Why does PyTorch uses three different kernels for backward (four when elementwise affine is True) for LayerNorm backward. NVIDIA Apex seems to use only a single kernel or two when elementwise affine is True. Are there some edge cases Apex does not deal with and PyTorch does ?.

Also how is the scale and bias here (pytorch/layer_norm_kernel.cu at master · pytorch/pytorch · GitHub) different from gamma and beta. Isn’t gamma and beta the scale and bias parameters for layernorm?.

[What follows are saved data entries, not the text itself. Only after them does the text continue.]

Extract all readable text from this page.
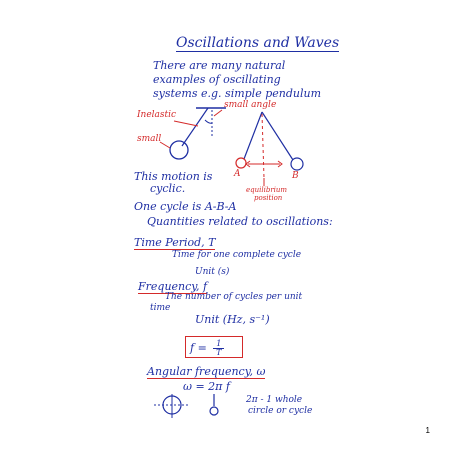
Oscillations and Waves
There are many natural
examples of oscillating
systems e.g. simple pendulum
Inelastic
small
small angle
A	B
equilibrium
position
This motion is
cyclic.
One cycle is A-B-A
Quantities related to oscillations:
Time Period, T
Time for one complete cycle
Unit (s)
Frequency, f
The number of cycles per unit
time
Unit (Hz, s⁻¹)
$f = \frac{1}{T}$
Angular frequency, ω
ω = 2π f
2π - 1 whole
circle or cycle
1
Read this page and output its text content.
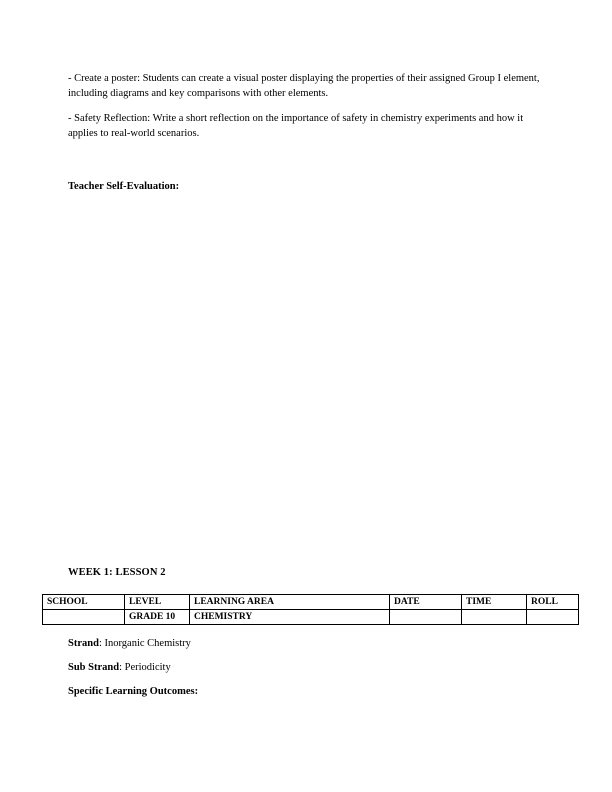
- Create a poster: Students can create a visual poster displaying the properties of their assigned Group I element, including diagrams and key comparisons with other elements.

- Safety Reflection: Write a short reflection on the importance of safety in chemistry experiments and how it applies to real-world scenarios.

Teacher Self-Evaluation:
WEEK 1: LESSON 2
SCHOOL	LEVEL	LEARNING AREA	DATE	TIME	ROLL
	GRADE 10	CHEMISTRY			
Strand: Inorganic Chemistry
Sub Strand: Periodicity
Specific Learning Outcomes:
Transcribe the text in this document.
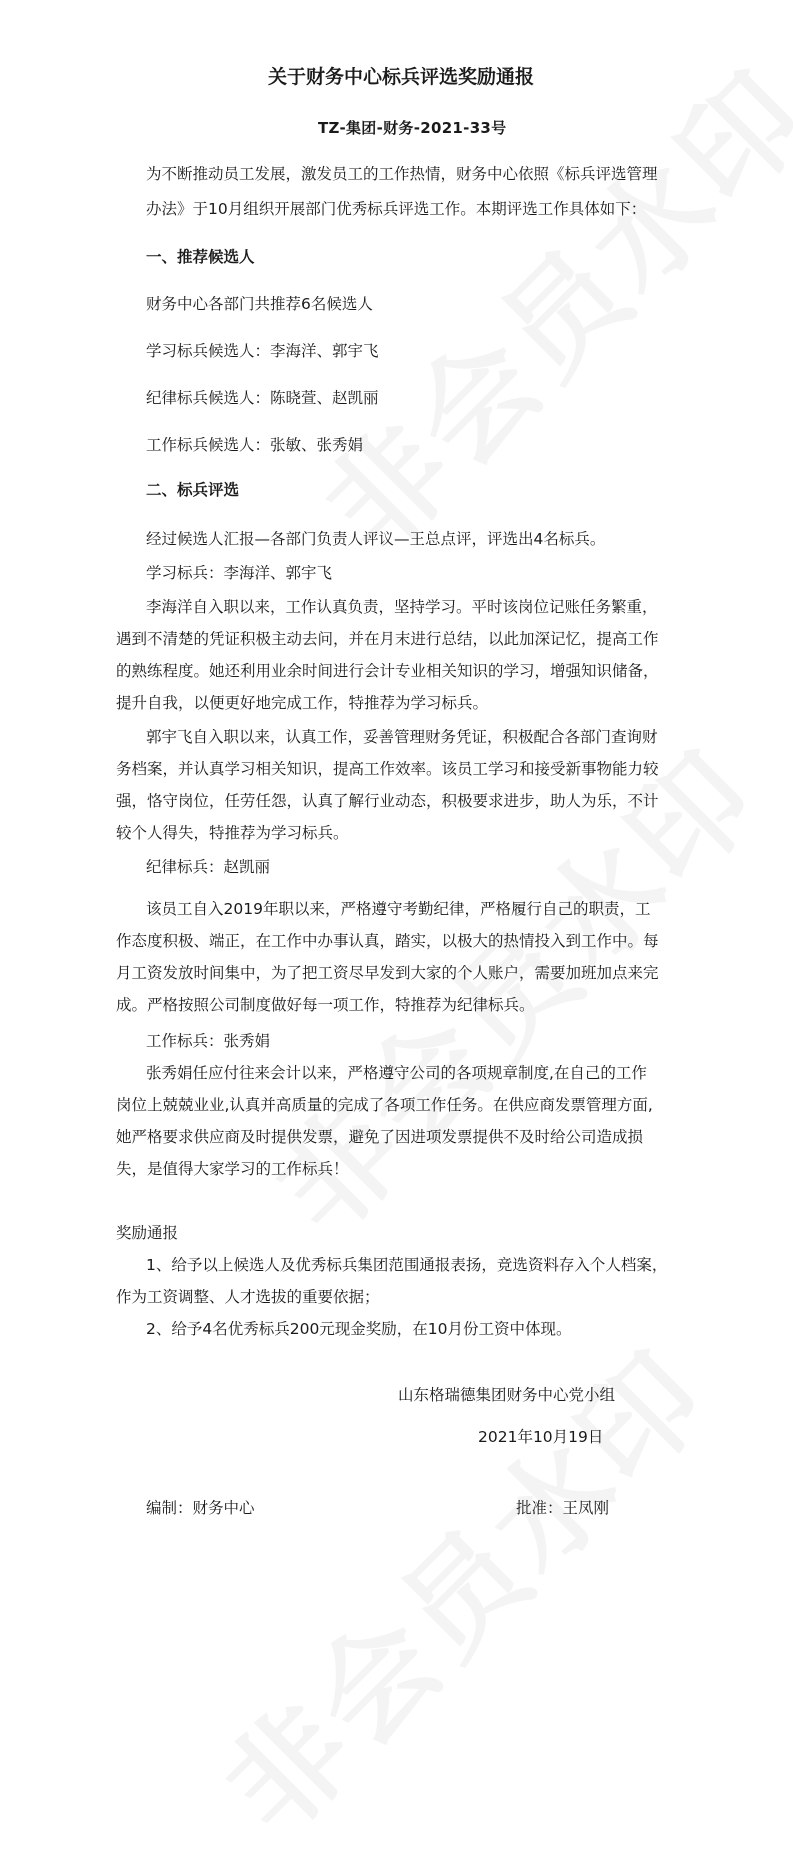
关于财务中心标兵评选奖励通报
TZ-集团-财务-2021-33号
为不断推动员工发展，激发员工的工作热情，财务中心依照《标兵评选管理
办法》于10月组织开展部门优秀标兵评选工作。本期评选工作具体如下：
一、推荐候选人
财务中心各部门共推荐6名候选人
学习标兵候选人：李海洋、郭宇飞
纪律标兵候选人：陈晓萱、赵凯丽
工作标兵候选人：张敏、张秀娟
二、标兵评选
经过候选人汇报—各部门负责人评议—王总点评，评选出4名标兵。
学习标兵：李海洋、郭宇飞
李海洋自入职以来，工作认真负责，坚持学习。平时该岗位记账任务繁重，
遇到不清楚的凭证积极主动去问，并在月末进行总结，以此加深记忆，提高工作
的熟练程度。她还利用业余时间进行会计专业相关知识的学习，增强知识储备，
提升自我，以便更好地完成工作，特推荐为学习标兵。
郭宇飞自入职以来，认真工作，妥善管理财务凭证，积极配合各部门查询财
务档案，并认真学习相关知识，提高工作效率。该员工学习和接受新事物能力较
强，恪守岗位，任劳任怨，认真了解行业动态，积极要求进步，助人为乐，不计
较个人得失，特推荐为学习标兵。
纪律标兵：赵凯丽
该员工自入2019年职以来，严格遵守考勤纪律，严格履行自己的职责，工
作态度积极、端正，在工作中办事认真，踏实，以极大的热情投入到工作中。每
月工资发放时间集中，为了把工资尽早发到大家的个人账户，需要加班加点来完
成。严格按照公司制度做好每一项工作，特推荐为纪律标兵。
工作标兵：张秀娟
张秀娟任应付往来会计以来，严格遵守公司的各项规章制度,在自己的工作
岗位上兢兢业业,认真并高质量的完成了各项工作任务。在供应商发票管理方面,
她严格要求供应商及时提供发票，避免了因进项发票提供不及时给公司造成损
失，是值得大家学习的工作标兵！
奖励通报
1、给予以上候选人及优秀标兵集团范围通报表扬，竞选资料存入个人档案，
作为工资调整、人才选拔的重要依据；
2、给予4名优秀标兵200元现金奖励，在10月份工资中体现。
山东格瑞德集团财务中心党小组
2021年10月19日
编制：财务中心	批准：王凤刚
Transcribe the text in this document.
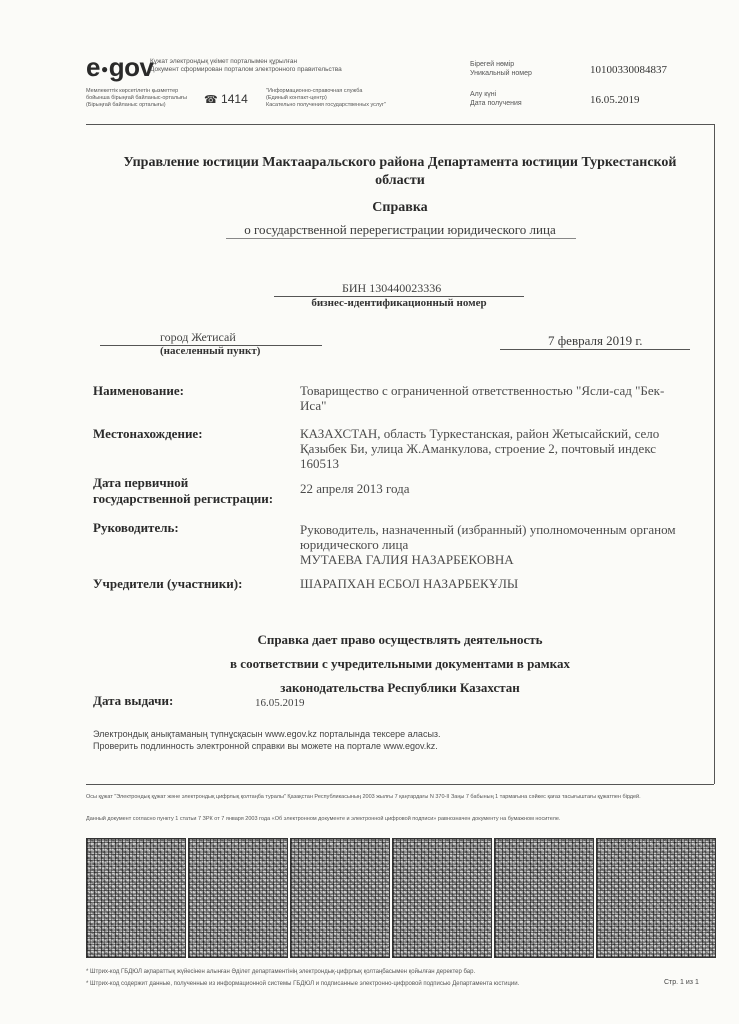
e●gov
Құжат электрондық үкімет порталымен құрылған
Документ сформирован порталом электронного правительства
Мемлекеттік көрсетілетін қызметтер
бойынша бірыңғай байланыс-орталығы
(Бірыңғай байланыс орталығы)	☎ 1414
"Информационно-справочная служба
(Единый контакт-центр)
Касательно получения государственных услуг"
Бірегей нөмір
Уникальный номер	10100330084837
Алу күні
Дата получения	16.05.2019
Управление юстиции Мактааральского района Департамента юстиции Туркестанской
области
Справка
о государственной перерегистрации юридического лица
БИН 130440023336
бизнес-идентификационный номер
город Жетисай
(населенный пункт)
7 февраля 2019 г.
Наименование:	Товарищество с ограниченной ответственностью "Ясли-сад "Бек-
Иса"
Местонахождение:	КАЗАХСТАН, область Туркестанская, район Жетысайский, село
Қазыбек Би, улица Ж.Аманкулова, строение 2, почтовый индекс
160513
Дата первичной
государственной регистрации:
22 апреля 2013 года
Руководитель:	Руководитель, назначенный (избранный) уполномоченным органом
юридического лица
МУТАЕВА ГАЛИЯ НАЗАРБЕКОВНА
Учредители (участники):	ШАРАПХАН ЕСБОЛ НАЗАРБЕКҰЛЫ
Справка дает право осуществлять деятельность
в соответствии с учредительными документами в рамках
законодательства Республики Казахстан
Дата выдачи:	16.05.2019
Электрондық анықтаманың түпнұсқасын www.egov.kz порталында тексере аласыз.
Проверить подлинность электронной справки вы можете на портале www.egov.kz.
Осы құжат "Электрондық құжат және электрондық цифрлық қолтаңба туралы" Қазақстан Республикасының 2003 жылғы 7 қаңтардағы N 370-II Заңы 7 бабының 1 тармағына сәйкес қағаз тасығыштағы құжатпен бірдей.
Данный документ согласно пункту 1 статьи 7 ЗРК от 7 января 2003 года «Об электронном документе и электронной цифровой подписи» равнозначен документу на бумажном носителе.
* Штрих-код ГБДЮЛ ақпараттық жүйесінен алынған Әділет департаментінің электрондық-цифрлық қолтаңбасымен қойылған деректер бар.
* Штрих-код содержит данные, полученные из информационной системы ГБДЮЛ и подписанные электронно-цифровой подписью Департамента юстиции.	Стр. 1 из 1
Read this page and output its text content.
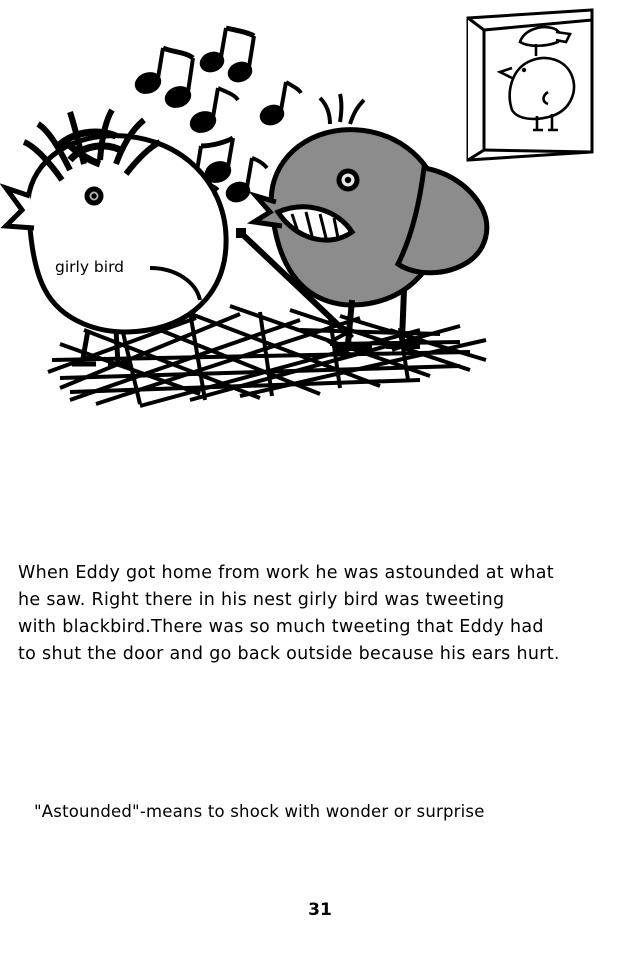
girly bird

When Eddy got home from work he was astounded at what

he saw. Right there in his nest girly bird was tweeting

with blackbird.There was so much tweeting that Eddy had

to shut the door and go back outside because his ears hurt.

"Astounded"-means to shock with wonder or surprise
31
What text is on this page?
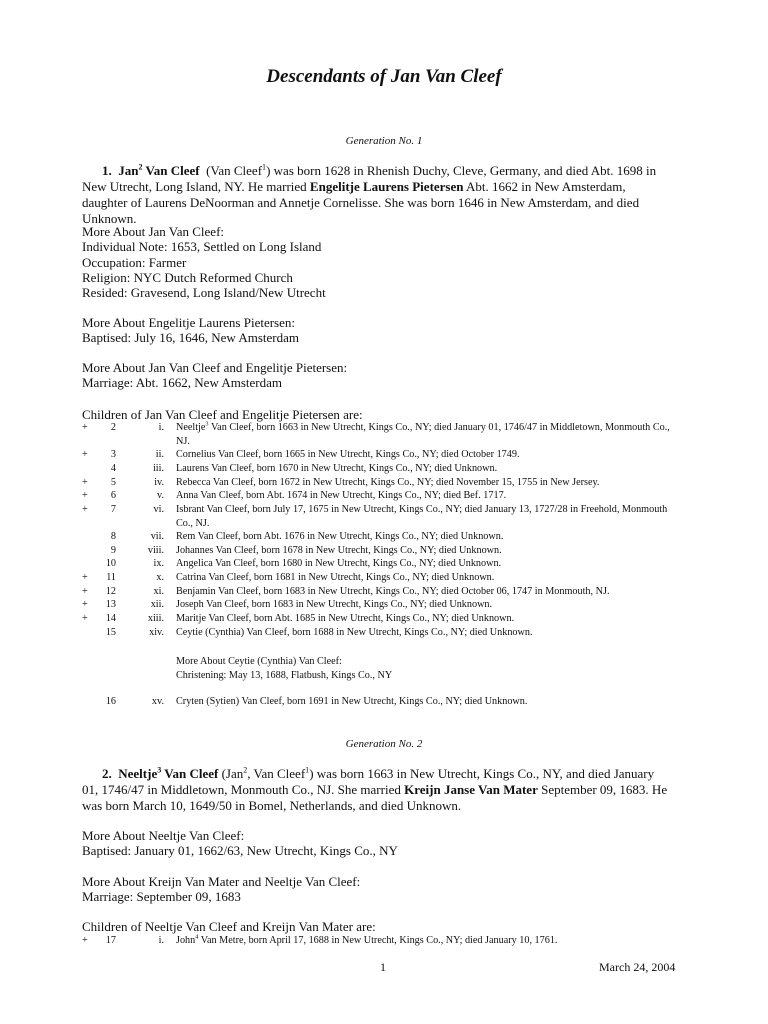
Descendants of Jan Van Cleef
Generation No. 1
1. Jan$^2$ Van Cleef (Van Cleef$^1$) was born 1628 in Rhenish Duchy, Cleve, Germany, and died Abt. 1698 in New Utrecht, Long Island, NY. He married Engelitje Laurens Pietersen Abt. 1662 in New Amsterdam, daughter of Laurens DeNoorman and Annetje Cornelisse. She was born 1646 in New Amsterdam, and died Unknown.
More About Jan Van Cleef:
Individual Note: 1653, Settled on Long Island
Occupation: Farmer
Religion: NYC Dutch Reformed Church
Resided: Gravesend, Long Island/New Utrecht
More About Engelitje Laurens Pietersen:
Baptised: July 16, 1646, New Amsterdam
More About Jan Van Cleef and Engelitje Pietersen:
Marriage: Abt. 1662, New Amsterdam
Children of Jan Van Cleef and Engelitje Pietersen are:
+	2	i. Neeltje$^3$ Van Cleef, born 1663 in New Utrecht, Kings Co., NY; died January 01, 1746/47 in Middletown, Monmouth Co., NJ.
+	3	ii. Cornelius Van Cleef, born 1665 in New Utrecht, Kings Co., NY; died October 1749.
4	iii. Laurens Van Cleef, born 1670 in New Utrecht, Kings Co., NY; died Unknown.
+	5	iv. Rebecca Van Cleef, born 1672 in New Utrecht, Kings Co., NY; died November 15, 1755 in New Jersey.
+	6	v. Anna Van Cleef, born Abt. 1674 in New Utrecht, Kings Co., NY; died Bef. 1717.
+	7	vi. Isbrant Van Cleef, born July 17, 1675 in New Utrecht, Kings Co., NY; died January 13, 1727/28 in Freehold, Monmouth Co., NJ.
8	vii. Rem Van Cleef, born Abt. 1676 in New Utrecht, Kings Co., NY; died Unknown.
9	viii. Johannes Van Cleef, born 1678 in New Utrecht, Kings Co., NY; died Unknown.
10	ix. Angelica Van Cleef, born 1680 in New Utrecht, Kings Co., NY; died Unknown.
+	11	x. Catrina Van Cleef, born 1681 in New Utrecht, Kings Co., NY; died Unknown.
+	12	xi. Benjamin Van Cleef, born 1683 in New Utrecht, Kings Co., NY; died October 06, 1747 in Monmouth, NJ.
+	13	xii. Joseph Van Cleef, born 1683 in New Utrecht, Kings Co., NY; died Unknown.
+	14	xiii. Maritje Van Cleef, born Abt. 1685 in New Utrecht, Kings Co., NY; died Unknown.
15	xiv. Ceytie (Cynthia) Van Cleef, born 1688 in New Utrecht, Kings Co., NY; died Unknown.
More About Ceytie (Cynthia) Van Cleef:
Christening: May 13, 1688, Flatbush, Kings Co., NY
16	xv. Cryten (Sytien) Van Cleef, born 1691 in New Utrecht, Kings Co., NY; died Unknown.
Generation No. 2
2. Neeltje$^3$ Van Cleef (Jan$^2$, Van Cleef$^1$) was born 1663 in New Utrecht, Kings Co., NY, and died January 01, 1746/47 in Middletown, Monmouth Co., NJ. She married Kreijn Janse Van Mater September 09, 1683. He was born March 10, 1649/50 in Bomel, Netherlands, and died Unknown.
More About Neeltje Van Cleef:
Baptised: January 01, 1662/63, New Utrecht, Kings Co., NY
More About Kreijn Van Mater and Neeltje Van Cleef:
Marriage: September 09, 1683
Children of Neeltje Van Cleef and Kreijn Van Mater are:
+	17	i. John$^4$ Van Metre, born April 17, 1688 in New Utrecht, Kings Co., NY; died January 10, 1761.
1	March 24, 2004
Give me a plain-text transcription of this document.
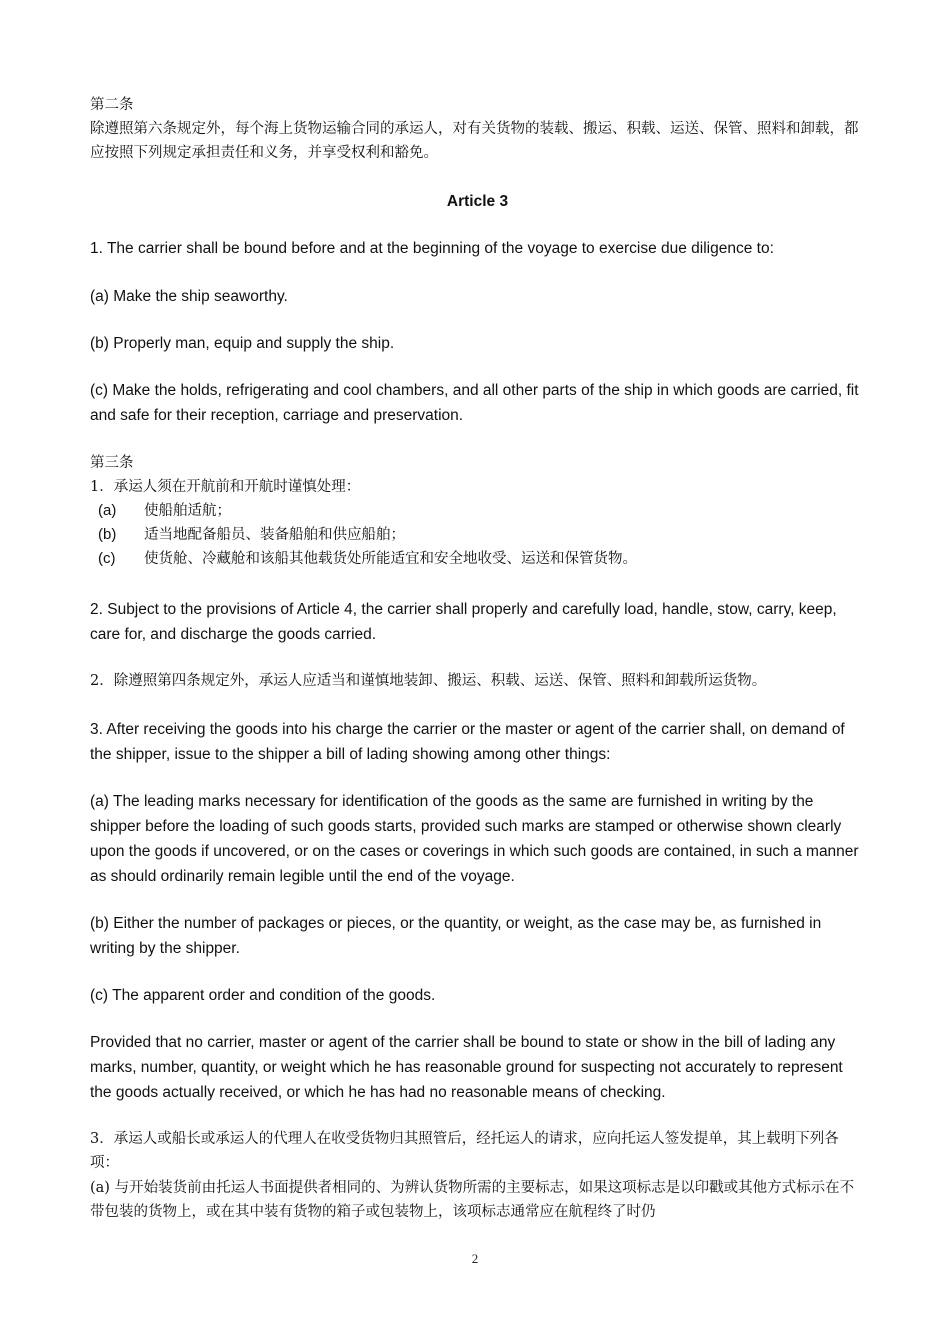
第二条
除遵照第六条规定外，每个海上货物运输合同的承运人，对有关货物的装载、搬运、积载、运送、保管、照料和卸载，都应按照下列规定承担责任和义务，并享受权利和豁免。
Article 3
1. The carrier shall be bound before and at the beginning of the voyage to exercise due diligence to:
(a) Make the ship seaworthy.
(b) Properly man, equip and supply the ship.
(c) Make the holds, refrigerating and cool chambers, and all other parts of the ship in which goods are carried, fit and safe for their reception, carriage and preservation.
第三条
1．承运人须在开航前和开航时谨慎处理：
(a)	使船舶适航；
(b)	适当地配备船员、装备船舶和供应船舶；
(c)	使货舱、冷藏舱和该船其他载货处所能适宜和安全地收受、运送和保管货物。
2. Subject to the provisions of Article 4, the carrier shall properly and carefully load, handle, stow, carry, keep, care for, and discharge the goods carried.
2．除遵照第四条规定外，承运人应适当和谨慎地装卸、搬运、积载、运送、保管、照料和卸载所运货物。
3. After receiving the goods into his charge the carrier or the master or agent of the carrier shall, on demand of the shipper, issue to the shipper a bill of lading showing among other things:
(a) The leading marks necessary for identification of the goods as the same are furnished in writing by the shipper before the loading of such goods starts, provided such marks are stamped or otherwise shown clearly upon the goods if uncovered, or on the cases or coverings in which such goods are contained, in such a manner as should ordinarily remain legible until the end of the voyage.
(b) Either the number of packages or pieces, or the quantity, or weight, as the case may be, as furnished in writing by the shipper.
(c) The apparent order and condition of the goods.
Provided that no carrier, master or agent of the carrier shall be bound to state or show in the bill of lading any marks, number, quantity, or weight which he has reasonable ground for suspecting not accurately to represent the goods actually received, or which he has had no reasonable means of checking.
3．承运人或船长或承运人的代理人在收受货物归其照管后，经托运人的请求，应向托运人签发提单，其上载明下列各项：
(a) 与开始装货前由托运人书面提供者相同的、为辨认货物所需的主要标志，如果这项标志是以印戳或其他方式标示在不带包装的货物上，或在其中装有货物的箱子或包装物上，该项标志通常应在航程终了时仍
2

While it could be that PyTorch’s kernels are less optimized, I do think that apex uses three kernels if you want all gradients for input and parameters (cuComputePartGradGammaBeta, cuComputeGradGammaBeta, cuComputeGradInput) so the difference is not quite as stark.

That said, if you have benchmarks that show a PyTorch being slower than Apex, I’m quite certain people will look into it more (PyToch did adopt the LayerNorm forward at some point).

Best regards

Thomas

I did a high level mapping. The ComputePartGradGammaBeta and ComputeGradGammaBeta are together equivalent to the PyTorch GammaBetaBackwardKernel basically calculating the gradients for gamma and beta if those params are set to trainable. Despite PyTorch doing it through one kernel, the perf of this gradient computation is actually much worse than Apex since the GammaBetaBackward kernel does not effectively utilize the GPU. Basically low occupancy and memory throughput utilization. I can post some benchmark results but we have seen it in many cases. Other than that what Apex does through cuComputeGradInput maps to a set of three kernels in PyTorch(ComputeInternalGradients,ComputeGradientFusedParamsCUDAKernel and LayerNormBackwardKernel). Its not clear why this part is not fused though the GPU utilization is fairly good for these kernels.